Éléments
L’« achat de votes », un type très commun d’infraction
ayant lieu pendant la campagne, s’est avéré très difficile à prévenir ou à
sanctionner dans de nombreux pays. Les éléments de base de cette infraction
comprennent :
- la promesse, l’offre
ou le don ;
- d’argent, de
biens, de services et/ou d’autres récompenses (comme des promesses d’emploi,
privilèges particuliers ou de traitement de faveur) ;
- à des
électeurs et/ou autres personnes, y compris leurs familles ou
communautés ;
- à l’approche d’une
élection, après l’annonce d’une élection ou au cours de la campagne ;
- par un parti
politique, candidat ou autres (agents) agissant en leur nom ;
- de façon à
influencer, qui pourrait vraisemblablement influencer, ou serait
susceptible d’influencer le vote des électeurs.
L’achat de votes, même au sens large, diffère des incitations négatives
(p. ex., pressions ou menaces) des autorités ou factions politiques afin d’empêcher
les électeurs de soutenir des opposants politiques, incitations qui sont
également relativement fréquentes. Par exemple en Géorgie, malgré un achat de votes motivé par des incitations
positives constaté par le passé, des incitations négatives de fonctionnaires ou
d’autres personnes au cours des élections législatives de 2008 ont été
rapportées en majorité [1].
Dans les pays en transition, en particulier ceux avec une
population largement rurale (tels que la Roumanie),
le pouvoir d’influence sur les électeurs par des incitations négatives est
considérable, car ces derniers doivent obtenir l’autorisation des autorités
locales pour toutes sortes d’activités essentielles, y compris le ramassage de
bois de chauffage [2]. Mais les éléments constitutifs de l’infraction que représente
le fait d’exercer une influence négative sur les électeurs se rapprochent
davantage d’autres malversations de campagne (tels que l’abus d’une fonction
officielle) que de l’achat de votes.
Application de la loi
Selon la définition légale de la pratique de l’« achat de
votes » (parfois appelée « corruption électorale »), de nombreux
obstacles peuvent empêcher de poursuivre les auteurs de telles infractions. En
voici quelques exemples :
- L’auteur a-t-il
offert un cadeau dans le but (ou, avec l’« intention
spécifique ») d’influencer l’électeur à voter en faveur d’un candidat
ou d’un parti politique ?
- La personne ayant
offert le cadeau était-elle le candidat, un agent ou un tiers ayant un
intérêt dans l’issue du vote ?
- La valeur du cadeau
était-elle suffisante pour influencer l’électeur, et l’incitation
suffisait-elle pour qu’il donne son vote en échange ?
- Le cadeau
a-t-il été offert directement aux électeurs, ou à d’autres personnes (tels
que leur famille ou leur communauté) proches des électeurs ?
- La personne ayant
offert le cadeau était-elle en position d’exercer une pression sur l’électeur,
par exemple en gardant le cadeau promis jusqu’à la fin de l’élection ?
- L’électeur lui-même
pourrait-il être tenu pour responsable s’il s’avérait qu’il avait subi une
telle influence ?
L’achat de votes semble particulièrement répandu dans les
élections organisées dans des circonscriptions à mandat unique, ceci parce que
les candidats qui gagnent les élections dans ces (relativement petites)

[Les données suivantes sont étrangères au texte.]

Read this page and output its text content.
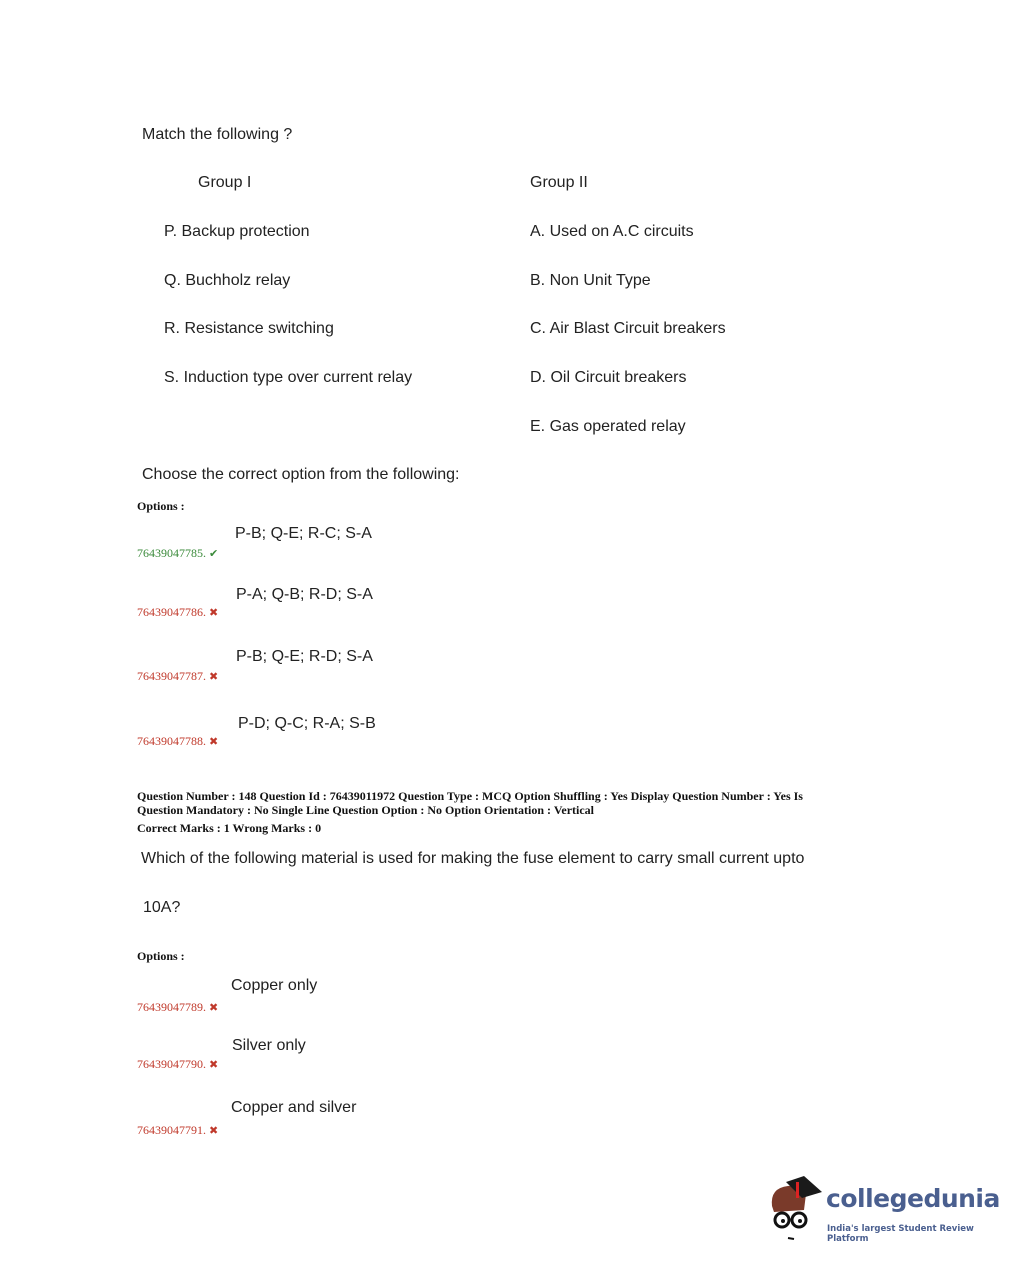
Match the following ?
Group I	Group II
P. Backup protection
Q. Buchholz relay
R. Resistance switching
S. Induction type over current relay
A. Used on A.C circuits
B. Non Unit Type
C. Air Blast Circuit breakers
D. Oil Circuit breakers
E. Gas operated relay
Choose the correct option from the following:
Options :
P-B; Q-E; R-C; S-A
76439047785. ✔
P-A; Q-B; R-D; S-A
76439047786. ✖
P-B; Q-E; R-D; S-A
76439047787. ✖
P-D; Q-C; R-A; S-B
76439047788. ✖
Question Number : 148 Question Id : 76439011972 Question Type : MCQ Option Shuffling : Yes Display Question Number : Yes Is
Question Mandatory : No Single Line Question Option : No Option Orientation : Vertical
Correct Marks : 1 Wrong Marks : 0
Which of the following material is used for making the fuse element to carry small current upto
10A?
Options :
Copper only
76439047789. ✖
Silver only
76439047790. ✖
Copper and silver
76439047791. ✖
collegedunia
India's largest Student Review Platform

circonscriptions tendent à s’y implanter politiquement et économiquement. Il
est également plus facile d’exercer une influence sur un nombre suffisant d’électeurs
pour peser sur les résultats d’une telle circonscription électorale.
Lors des élections législatives de 2008 en Géorgie, l’« achat de vote » a été redéfini [3] pour y inclure les incitations
matérielles auprès des « citoyens », et non plus seulement les
électeurs, afin d’y intégrer les cadeaux aux communautés. Toutefois, la
fourniture de biens et de services exploitables doit créer des
« incitations » pour les électeurs, élément difficile voire
impossible à prouver.
Les observateurs internationaux ont signalé que les demandes à ce
sujet ont été rejetées pour divers motifs juridiques, par exemple : un
agent public qui exerçait ses fonctions n’a pas effectivement demandé des votes
pendant son discours lors d’un rassemblement électoral ; d’autres
personnes étaient impliquées dans l’« achat de votes », mais pas un
candidat ou une organisation de campagne ; la valeur du cadeau ou de la
promesse était insuffisante pour influencer le vote de l’électeur ; et/ou
il n’a jamais pu être prouvé que l’influence exercée avait eu un impact réel
dans l’isoloir.
En
Arménie, l’expérience montre
également qu’il est difficile de faire appliquer les dispositions contre l’achat
de votes. Lors des élections législatives de 2007, organisées au printemps, le
code électoral arménien comportait une disposition claire et complète mais
inhabituelle, dans la mesure où les éléments de l’infraction d’achat de votes
ne nécessitaient pas techniquement l’intention d’influencer le vote des
électeurs. Cette disposition, appliquée uniquement pendant la campagne
électorale, couvrait toute promesse ou fourniture de biens ou de services aux
électeurs (modifiée ultérieurement pour s’appliquer plus généralement aux
citoyens) [4].
Par
conséquent, aucune preuve d’une « intention spécifique » d’influencer
les électeurs n’était nécessaire pour que des cadeaux aux électeurs constituent
une infraction pendant la campagne électorale (dès l’enregistrement des
candidats jusqu’à peu de temps avant le jour de l’élection). En outre, les
candidats auraient été passibles de sanctions s’ils avaient
« personnellement ou par d’autres moyens » offert des cadeaux, une
clause qui aurait pu s’appliquer également aux partisans d’un candidat ou à ses
agents.
Malgré
cela, la disposition a été très peu appliquée par l’administration électorale
ou par les tribunaux, car de nombreux incidents rapportés concernaient des
cadeaux aux « communautés », et non aux électeurs ; de même, les
transferts étaient souvent réalisés avant la campagne électorale ou par des
personnes qui n’étaient pas clairement des agents des candidats ou des partis
politiques. En outre, de nombreux cas signalés (y compris pendant la campagne
électorale, et même le jour de l’élection ou le jour précédent, alors qu’il
était interdit de faire campagne) n’ont pas pu être vérifiés par les
enquêteurs.
En
dépit de la disposition de fond du Code électoral, les autorités électorales et
autres organes compétents ont continué d’affirmer que l’élément moral
(intention) devait être démontré pour que ces agissements constituent une « corruption
électorale », telle que la pratique est appelée dans ce pays. Enfin, les
autorités ont maintenu qu’il était nécessaire de démontrer que de tels actes de
« corruption » avaient en effet eu une influence sur le vote (ce qui
bien sûr n’a pas pu être démontré, en raison du secret du scrutin) [5].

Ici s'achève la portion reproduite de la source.